Python is, arguably, the current tool for data science applications. Numpy and Scipy have a range of algorithms with great performance. Pandas is an easy-to-use, powerful time series library. However, scaling apps built on top of Python libraries to handle large volumes of data in a concurrent fashion is not a trivial task.

‘Classic’ Solutions

Traditionally, if your application wanted to get data from an external source, you had two options. The first option is to adopt a client-server approach.

A client-server approach.

Clients send data to the application whenever they need something processed. Because you don’t know when a client might send data, it requires constant readiness. If another client’s data is already in process, doing both concurrently demands multiple threads of execution, which Python does not excel at. Furthermore, you have to deploy and manage multiple instances of your server application.

The second option is to have clients store data on a server, and have your application retrieve it.

Data server model.

There are several potential pitfalls here. How do you return the data to the requesting client? If multiple instances of your application want to process client data, how do you track which data has already been processed or is currently being processed? What if the intermediary runs out of disk space?
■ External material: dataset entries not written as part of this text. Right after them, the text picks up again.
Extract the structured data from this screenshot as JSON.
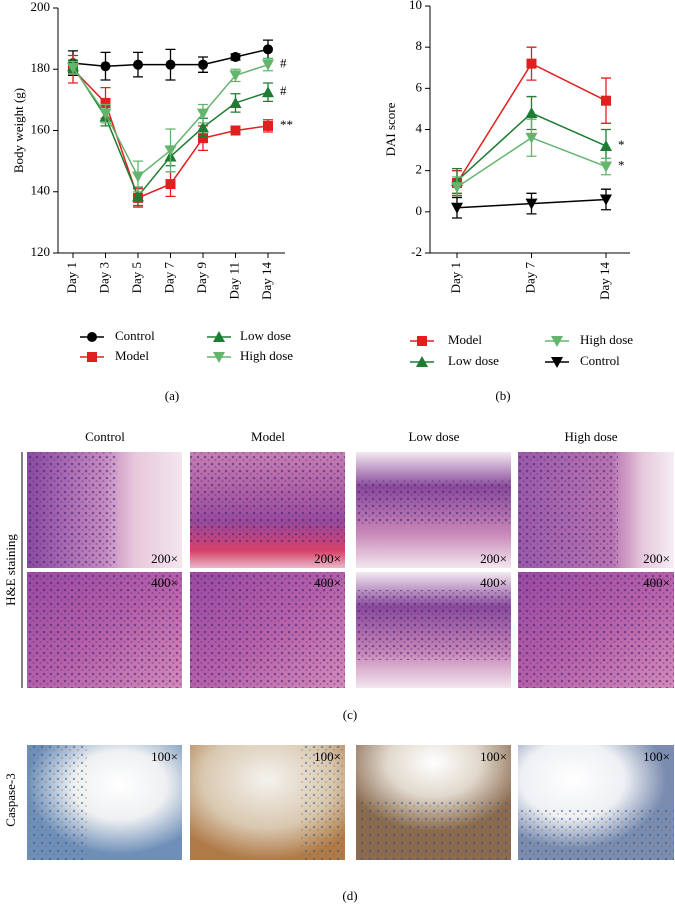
{
  "chart_data": [
    {
      "type": "line",
      "panel_label": "(a)",
      "ylabel": "Body weight (g)",
      "categories": [
        "Day 1",
        "Day 3",
        "Day 5",
        "Day 7",
        "Day 9",
        "Day 11",
        "Day 14"
      ],
      "ylim": [
        120,
        200
      ],
      "yticks": [
        120,
        140,
        160,
        180,
        200
      ],
      "series": [
        {
          "name": "Control",
          "color": "#000000",
          "marker": "circle",
          "values": [
            182,
            181,
            181.5,
            181.5,
            181.5,
            184,
            186.5
          ],
          "errors": [
            4,
            4.5,
            4,
            5,
            2.5,
            1,
            3
          ]
        },
        {
          "name": "Model",
          "color": "#e0201e",
          "marker": "square",
          "values": [
            180,
            169,
            138,
            142.5,
            157.5,
            160,
            161.5
          ],
          "errors": [
            4.5,
            5,
            3,
            4,
            4,
            1,
            2
          ]
        },
        {
          "name": "Low dose",
          "color": "#1e7d32",
          "marker": "triangle-up",
          "values": [
            181,
            164.5,
            138.5,
            151.5,
            161,
            169,
            172.5
          ],
          "errors": [
            2,
            3,
            3,
            3,
            3,
            3,
            3
          ]
        },
        {
          "name": "High dose",
          "color": "#63b56e",
          "marker": "triangle-down",
          "values": [
            180.5,
            165.5,
            145,
            153.5,
            165.5,
            178,
            181.5
          ],
          "errors": [
            2,
            3,
            5,
            7,
            3,
            2,
            2
          ]
        }
      ],
      "annotations": [
        "#",
        "#",
        "**"
      ]
    },
    {
      "type": "line",
      "panel_label": "(b)",
      "ylabel": "DAI score",
      "categories": [
        "Day 1",
        "Day 7",
        "Day 14"
      ],
      "ylim": [
        -2,
        10
      ],
      "yticks": [
        -2,
        0,
        2,
        4,
        6,
        8,
        10
      ],
      "series": [
        {
          "name": "Model",
          "color": "#e0201e",
          "marker": "square",
          "values": [
            1.4,
            7.2,
            5.4
          ],
          "errors": [
            0.6,
            0.8,
            1.1
          ]
        },
        {
          "name": "Low dose",
          "color": "#1e7d32",
          "marker": "triangle-up",
          "values": [
            1.5,
            4.8,
            3.2
          ],
          "errors": [
            0.6,
            0.8,
            0.8
          ]
        },
        {
          "name": "High dose",
          "color": "#63b56e",
          "marker": "triangle-down",
          "values": [
            1.2,
            3.6,
            2.2
          ],
          "errors": [
            0.5,
            0.9,
            0.4
          ]
        },
        {
          "name": "Control",
          "color": "#000000",
          "marker": "triangle-down",
          "values": [
            0.2,
            0.4,
            0.6
          ],
          "errors": [
            0.5,
            0.5,
            0.5
          ]
        }
      ],
      "annotations": [
        "*",
        "*"
      ]
    }
  ],
  "histology": {
    "columns": [
      "Control",
      "Model",
      "Low dose",
      "High dose"
    ],
    "he_label": "H&E staining",
    "he_row1_mag": [
      "200×",
      "200×",
      "200×",
      "200×"
    ],
    "he_row2_mag": [
      "400×",
      "400×",
      "400×",
      "400×"
    ],
    "he_panel_label": "(c)",
    "caspase_label": "Caspase-3",
    "caspase_mag": [
      "100×",
      "100×",
      "100×",
      "100×"
    ],
    "caspase_panel_label": "(d)"
  }
}
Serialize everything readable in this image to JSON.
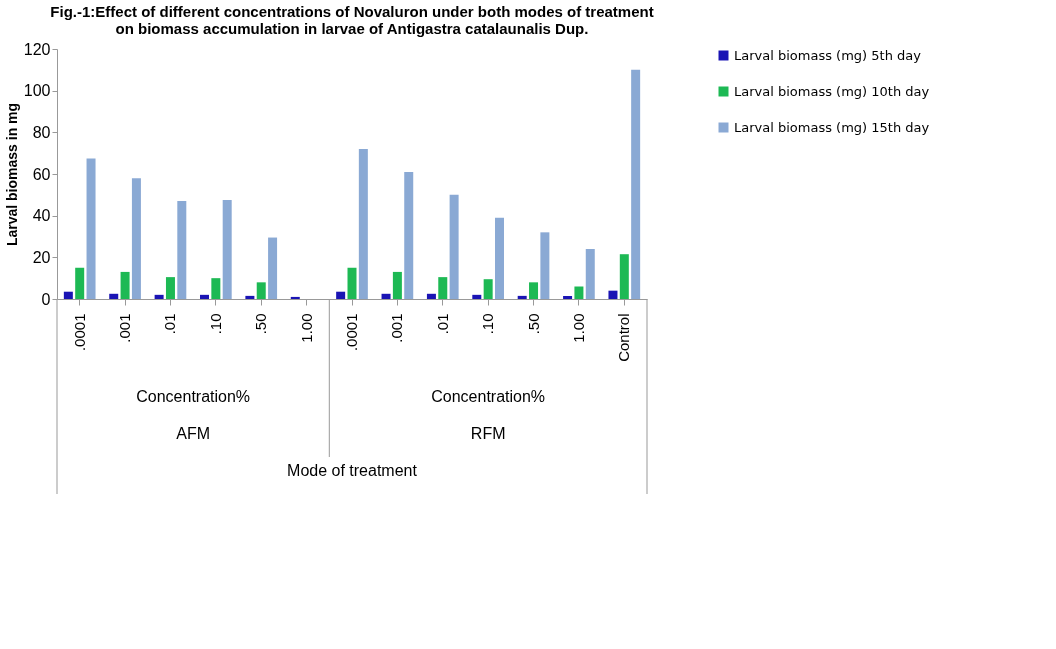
{
  "chart_data": {
    "type": "bar",
    "title": "Fig.-1:Effect of different concentrations of Novaluron under both modes of treatment\non biomass accumulation in larvae of Antigastra catalaunalis Dup.",
    "ylabel": "Larval biomass in mg",
    "categories": [
      ".0001",
      ".001",
      ".01",
      ".10",
      ".50",
      "1.00",
      ".0001",
      ".001",
      ".01",
      ".10",
      ".50",
      "1.00",
      "Control"
    ],
    "series": [
      {
        "name": "Larval biomass (mg)  5th day",
        "color": "#1a14b4",
        "values": [
          3.5,
          2.5,
          2,
          2,
          1.5,
          1,
          3.5,
          2.5,
          2.5,
          2,
          1.5,
          1.5,
          4
        ]
      },
      {
        "name": "Larval biomass (mg)  10th day",
        "color": "#1db954",
        "values": [
          15,
          13,
          10.5,
          10,
          8,
          null,
          15,
          13,
          10.5,
          9.5,
          8,
          6,
          21.5
        ]
      },
      {
        "name": "Larval biomass (mg)  15th day",
        "color": "#8aa9d4",
        "values": [
          67.5,
          58,
          47,
          47.5,
          29.5,
          null,
          72,
          61,
          50,
          39,
          32,
          24,
          110
        ]
      }
    ],
    "annotations": [
      "Concentration%",
      "AFM",
      "Concentration%",
      "RFM",
      "Mode of treatment"
    ],
    "ylim": [
      0,
      120
    ],
    "yticks": [
      0,
      20,
      40,
      60,
      80,
      100,
      120
    ],
    "grid": false,
    "legend": "right"
  }
}
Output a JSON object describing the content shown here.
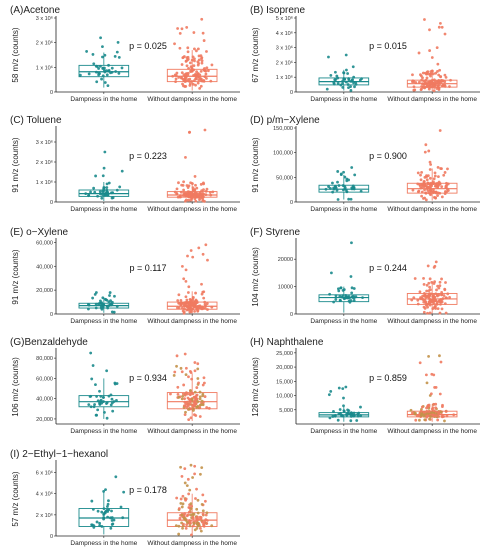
{
  "colors": {
    "damp": "#1a8a8c",
    "nodamp": "#f07a60",
    "nodamp_alt": "#c3924a"
  },
  "chart_data": [
    {
      "type": "boxplot",
      "title": "(A)Acetone",
      "ylabel": "58 m/z (counts)",
      "categories": [
        "Dampness in the home",
        "Without dampness in the home"
      ],
      "ylim": [
        0,
        3000000
      ],
      "ytick_values": [
        0,
        1000000,
        2000000,
        3000000
      ],
      "ytick_labels": [
        "0",
        "1 x 10⁶",
        "2 x 10⁶",
        "3 x 10⁶"
      ],
      "p_value": "p = 0.025",
      "series": [
        {
          "q1": 620000,
          "median": 820000,
          "q3": 1080000,
          "whisker_low": 180000,
          "whisker_high": 1600000,
          "max": 2200000
        },
        {
          "q1": 420000,
          "median": 640000,
          "q3": 920000,
          "whisker_low": 60000,
          "whisker_high": 1700000,
          "max": 2950000
        }
      ]
    },
    {
      "type": "boxplot",
      "title": "(B) Isoprene",
      "ylabel": "67 m/z (counts)",
      "categories": [
        "Dampness in the home",
        "Without dampness in the home"
      ],
      "ylim": [
        0,
        5000000
      ],
      "ytick_values": [
        0,
        1000000,
        2000000,
        3000000,
        4000000,
        5000000
      ],
      "ytick_labels": [
        "0",
        "1 x 10⁶",
        "2 x 10⁶",
        "3 x 10⁶",
        "4 x 10⁶",
        "5 x 10⁶"
      ],
      "p_value": "p = 0.015",
      "series": [
        {
          "q1": 480000,
          "median": 700000,
          "q3": 950000,
          "whisker_low": 100000,
          "whisker_high": 1500000,
          "max": 2500000
        },
        {
          "q1": 330000,
          "median": 560000,
          "q3": 800000,
          "whisker_low": 50000,
          "whisker_high": 1500000,
          "max": 4900000
        }
      ]
    },
    {
      "type": "boxplot",
      "title": "(C) Toluene",
      "ylabel": "91 m/z (counts)",
      "categories": [
        "Dampness in the home",
        "Without dampness in the home"
      ],
      "ylim": [
        0,
        3700000
      ],
      "ytick_values": [
        0,
        1000000,
        2000000,
        3000000
      ],
      "ytick_labels": [
        "0",
        "1 x 10⁶",
        "2 x 10⁶",
        "3 x 10⁶"
      ],
      "p_value": "p = 0.223",
      "series": [
        {
          "q1": 280000,
          "median": 420000,
          "q3": 600000,
          "whisker_low": 50000,
          "whisker_high": 1000000,
          "max": 2500000
        },
        {
          "q1": 240000,
          "median": 350000,
          "q3": 520000,
          "whisker_low": 30000,
          "whisker_high": 1000000,
          "max": 3600000
        }
      ]
    },
    {
      "type": "boxplot",
      "title": "(D) p/m−Xylene",
      "ylabel": "91 m/z (counts)",
      "categories": [
        "Dampness in the home",
        "Without dampness in the home"
      ],
      "ylim": [
        0,
        150000
      ],
      "ytick_values": [
        0,
        50000,
        100000,
        150000
      ],
      "ytick_labels": [
        "0",
        "50,000",
        "100,000",
        "150,000"
      ],
      "p_value": "p = 0.900",
      "series": [
        {
          "q1": 20000,
          "median": 26000,
          "q3": 34000,
          "whisker_low": 5000,
          "whisker_high": 55000,
          "max": 70000
        },
        {
          "q1": 18000,
          "median": 27000,
          "q3": 38000,
          "whisker_low": 3000,
          "whisker_high": 68000,
          "max": 145000
        }
      ]
    },
    {
      "type": "boxplot",
      "title": "(E) o−Xylene",
      "ylabel": "91 m/z (counts)",
      "categories": [
        "Dampness in the home",
        "Without dampness in the home"
      ],
      "ylim": [
        0,
        62000
      ],
      "ytick_values": [
        0,
        20000,
        40000,
        60000
      ],
      "ytick_labels": [
        "0",
        "20,000",
        "40,000",
        "60,000"
      ],
      "p_value": "p = 0.117",
      "series": [
        {
          "q1": 5000,
          "median": 7000,
          "q3": 9000,
          "whisker_low": 1000,
          "whisker_high": 14000,
          "max": 18000
        },
        {
          "q1": 4000,
          "median": 6500,
          "q3": 10000,
          "whisker_low": 500,
          "whisker_high": 19000,
          "max": 58000
        }
      ]
    },
    {
      "type": "boxplot",
      "title": "(F) Styrene",
      "ylabel": "104 m/z (counts)",
      "categories": [
        "Dampness in the home",
        "Without dampness in the home"
      ],
      "ylim": [
        0,
        27000
      ],
      "ytick_values": [
        0,
        10000,
        20000
      ],
      "ytick_labels": [
        "0",
        "10000",
        "20000"
      ],
      "p_value": "p = 0.244",
      "series": [
        {
          "q1": 4500,
          "median": 6000,
          "q3": 7000,
          "whisker_low": 500,
          "whisker_high": 10000,
          "max": 26000
        },
        {
          "q1": 3500,
          "median": 5500,
          "q3": 7500,
          "whisker_low": 200,
          "whisker_high": 12000,
          "max": 19000
        }
      ]
    },
    {
      "type": "boxplot",
      "title": "(G)Benzaldehyde",
      "ylabel": "106 m/z (counts)",
      "categories": [
        "Dampness in the home",
        "Without dampness in the home"
      ],
      "ylim": [
        15000,
        88000
      ],
      "ytick_values": [
        20000,
        40000,
        60000,
        80000
      ],
      "ytick_labels": [
        "20,000",
        "40,000",
        "60,000",
        "80,000"
      ],
      "p_value": "p = 0.934",
      "series": [
        {
          "q1": 32000,
          "median": 37000,
          "q3": 43000,
          "whisker_low": 20000,
          "whisker_high": 60000,
          "max": 85000
        },
        {
          "q1": 30000,
          "median": 37000,
          "q3": 46000,
          "whisker_low": 18000,
          "whisker_high": 65000,
          "max": 84000
        }
      ]
    },
    {
      "type": "boxplot",
      "title": "(H) Naphthalene",
      "ylabel": "128 m/z (counts)",
      "categories": [
        "Dampness in the home",
        "Without dampness in the home"
      ],
      "ylim": [
        0,
        26000
      ],
      "ytick_values": [
        5000,
        10000,
        15000,
        20000,
        25000
      ],
      "ytick_labels": [
        "5,000",
        "10,000",
        "15,000",
        "20,000",
        "25,000"
      ],
      "p_value": "p = 0.859",
      "series": [
        {
          "q1": 2500,
          "median": 3200,
          "q3": 4000,
          "whisker_low": 800,
          "whisker_high": 6000,
          "max": 13000
        },
        {
          "q1": 2500,
          "median": 3300,
          "q3": 4500,
          "whisker_low": 800,
          "whisker_high": 7000,
          "max": 24000
        }
      ]
    },
    {
      "type": "boxplot",
      "title": "(I) 2−Ethyl−1−hexanol",
      "ylabel": "57 m/z (counts)",
      "categories": [
        "Dampness in the home",
        "Without dampness in the home"
      ],
      "ylim": [
        0,
        7000000
      ],
      "ytick_values": [
        0,
        2000000,
        4000000,
        6000000
      ],
      "ytick_labels": [
        "0",
        "2 x 10⁶",
        "4 x 10⁶",
        "6 x 10⁶"
      ],
      "p_value": "p = 0.178",
      "series": [
        {
          "q1": 900000,
          "median": 1700000,
          "q3": 2600000,
          "whisker_low": 150000,
          "whisker_high": 4200000,
          "max": 5600000
        },
        {
          "q1": 900000,
          "median": 1500000,
          "q3": 2200000,
          "whisker_low": 100000,
          "whisker_high": 4000000,
          "max": 6700000
        }
      ]
    }
  ]
}
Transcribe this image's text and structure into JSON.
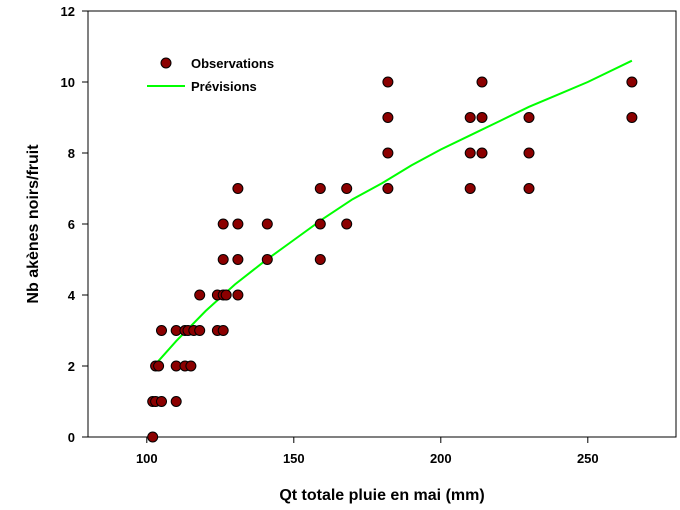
{
  "chart_data": {
    "type": "scatter",
    "xlabel": "Qt totale pluie en mai (mm)",
    "ylabel": "Nb akènes noirs/fruit",
    "xlim": [
      80,
      280
    ],
    "ylim": [
      0,
      12
    ],
    "xticks": [
      100,
      150,
      200,
      250
    ],
    "yticks": [
      0,
      2,
      4,
      6,
      8,
      10,
      12
    ],
    "grid": false,
    "legend_position": "top-left",
    "series": [
      {
        "name": "Observations",
        "kind": "scatter",
        "color": "#8b0000",
        "points": [
          [
            102,
            0
          ],
          [
            102,
            1
          ],
          [
            103,
            1
          ],
          [
            105,
            1
          ],
          [
            103,
            2
          ],
          [
            104,
            2
          ],
          [
            105,
            3
          ],
          [
            110,
            3
          ],
          [
            113,
            3
          ],
          [
            114,
            3
          ],
          [
            116,
            3
          ],
          [
            110,
            1
          ],
          [
            110,
            2
          ],
          [
            113,
            2
          ],
          [
            115,
            2
          ],
          [
            118,
            3
          ],
          [
            118,
            4
          ],
          [
            124,
            3
          ],
          [
            126,
            3
          ],
          [
            124,
            4
          ],
          [
            126,
            4
          ],
          [
            127,
            4
          ],
          [
            131,
            4
          ],
          [
            126,
            5
          ],
          [
            126,
            6
          ],
          [
            131,
            5
          ],
          [
            131,
            6
          ],
          [
            131,
            7
          ],
          [
            141,
            5
          ],
          [
            141,
            6
          ],
          [
            159,
            5
          ],
          [
            159,
            6
          ],
          [
            159,
            7
          ],
          [
            168,
            6
          ],
          [
            168,
            7
          ],
          [
            182,
            7
          ],
          [
            182,
            8
          ],
          [
            182,
            9
          ],
          [
            182,
            10
          ],
          [
            210,
            7
          ],
          [
            210,
            8
          ],
          [
            210,
            9
          ],
          [
            214,
            8
          ],
          [
            214,
            9
          ],
          [
            214,
            10
          ],
          [
            230,
            7
          ],
          [
            230,
            8
          ],
          [
            230,
            9
          ],
          [
            265,
            9
          ],
          [
            265,
            10
          ]
        ]
      },
      {
        "name": "Prévisions",
        "kind": "line",
        "color": "#00ff00",
        "points": [
          [
            103,
            2.05
          ],
          [
            110,
            2.7
          ],
          [
            120,
            3.55
          ],
          [
            130,
            4.3
          ],
          [
            140,
            4.95
          ],
          [
            150,
            5.55
          ],
          [
            160,
            6.15
          ],
          [
            170,
            6.7
          ],
          [
            180,
            7.15
          ],
          [
            190,
            7.65
          ],
          [
            200,
            8.1
          ],
          [
            210,
            8.5
          ],
          [
            220,
            8.9
          ],
          [
            230,
            9.3
          ],
          [
            240,
            9.65
          ],
          [
            250,
            10.0
          ],
          [
            265,
            10.6
          ]
        ]
      }
    ]
  }
}
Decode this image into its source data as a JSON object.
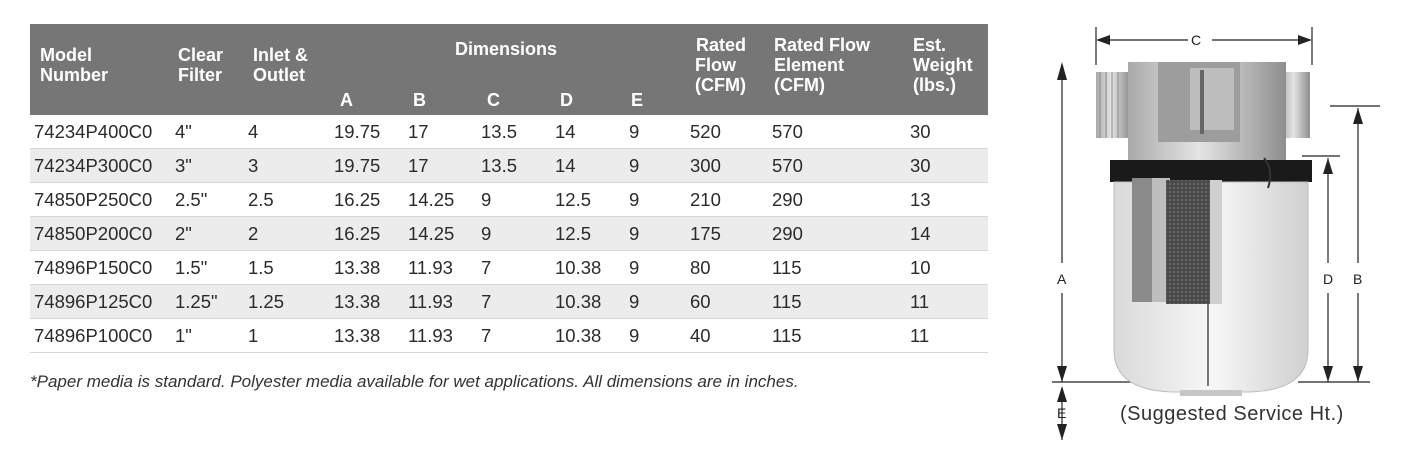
{
  "table": {
    "headers": {
      "model_1": "Model",
      "model_2": "Number",
      "clear_1": "Clear",
      "clear_2": "Filter",
      "inlet_1": "Inlet &",
      "inlet_2": "Outlet",
      "dimensions": "Dimensions",
      "dim_a": "A",
      "dim_b": "B",
      "dim_c": "C",
      "dim_d": "D",
      "dim_e": "E",
      "rated_1": "Rated",
      "rated_2": "Flow",
      "rated_3": "(CFM)",
      "element_1": "Rated Flow",
      "element_2": "Element",
      "element_3": "(CFM)",
      "weight_1": "Est.",
      "weight_2": "Weight",
      "weight_3": "(lbs.)"
    },
    "rows": [
      {
        "model": "74234P400C0",
        "filter": "4\"",
        "inlet": "4",
        "a": "19.75",
        "b": "17",
        "c": "13.5",
        "d": "14",
        "e": "9",
        "flow": "520",
        "element": "570",
        "weight": "30"
      },
      {
        "model": "74234P300C0",
        "filter": "3\"",
        "inlet": "3",
        "a": "19.75",
        "b": "17",
        "c": "13.5",
        "d": "14",
        "e": "9",
        "flow": "300",
        "element": "570",
        "weight": "30"
      },
      {
        "model": "74850P250C0",
        "filter": "2.5\"",
        "inlet": "2.5",
        "a": "16.25",
        "b": "14.25",
        "c": "9",
        "d": "12.5",
        "e": "9",
        "flow": "210",
        "element": "290",
        "weight": "13"
      },
      {
        "model": "74850P200C0",
        "filter": "2\"",
        "inlet": "2",
        "a": "16.25",
        "b": "14.25",
        "c": "9",
        "d": "12.5",
        "e": "9",
        "flow": "175",
        "element": "290",
        "weight": "14"
      },
      {
        "model": "74896P150C0",
        "filter": "1.5\"",
        "inlet": "1.5",
        "a": "13.38",
        "b": "11.93",
        "c": "7",
        "d": "10.38",
        "e": "9",
        "flow": "80",
        "element": "115",
        "weight": "10"
      },
      {
        "model": "74896P125C0",
        "filter": "1.25\"",
        "inlet": "1.25",
        "a": "13.38",
        "b": "11.93",
        "c": "7",
        "d": "10.38",
        "e": "9",
        "flow": "60",
        "element": "115",
        "weight": "11"
      },
      {
        "model": "74896P100C0",
        "filter": "1\"",
        "inlet": "1",
        "a": "13.38",
        "b": "11.93",
        "c": "7",
        "d": "10.38",
        "e": "9",
        "flow": "40",
        "element": "115",
        "weight": "11"
      }
    ]
  },
  "footnote": "*Paper media is standard. Polyester media available for wet applications. All dimensions are in inches.",
  "diagram": {
    "label_a": "A",
    "label_b": "B",
    "label_c": "C",
    "label_d": "D",
    "label_e": "E",
    "caption": "(Suggested Service Ht.)"
  },
  "colors": {
    "header_bg": "#767676",
    "row_alt_bg": "#ececec"
  }
}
Again, these problems are best handled using other tools.

Kafka and Kubernetes to the Rescue

At Wireless Registry we use Kafka and Kubernetes to handle high throughput requirements. Kafka moves the burden of delivering and storing data outside of data science applications. Kubernetes then dynamically manages the number of application instances without facing concurrency problems (i.e., Kubernetes does our “horizontal scaling”).

Kafka handles the tricky bits.

In the Kafka world, your application is known as a consumer. Clients that need data processed are producers. Producers will send data (or messages) to Kafka.

When your application is ready, it requests a single message (unit of data) from Kafka. You don’t have to worry about threads and synchronization. Should the application have multiple instances, each instance is given a different message, guaranteed.

For example, let’s say your algorithm testing was done by processing data from a CSV file. The code may look as follows:

import csv
with open("data.csv") as data:
data_reader = csv.reader(data)
for line in data_reader:
process(line)

Pretty straightforward as all the work is done in the process() function. How does the same code look when Kafka is involved?

import os
from
kafka import KafkaConsumer
topic = os.getenv("TOPIC")
group = os.getenv("CONSUMER_GROUP")
consumer = KafkaConsumer(topic, group_id=group)
for message in consumer:
process(message)

Not that different! You read messages from a consumer just like you read lines from a CSV file. All the synchronization and network connections are handled by Kafka.

As mentioned above, Kubernetes configures your application, enabled through the os.getenv() function. There’s no need to know what the topic and group are, because Kubernetes will tell your application what they their values are when your instance is deployed.

Summary

At Wireless Registry we use Python to solve data science problems. We use Kafka and Kubernetes to scale those solutions. As a result, our data scientists can focus without worrying about scaling. And as a bonus they can add to their skill sets additional ‘big data’ tools.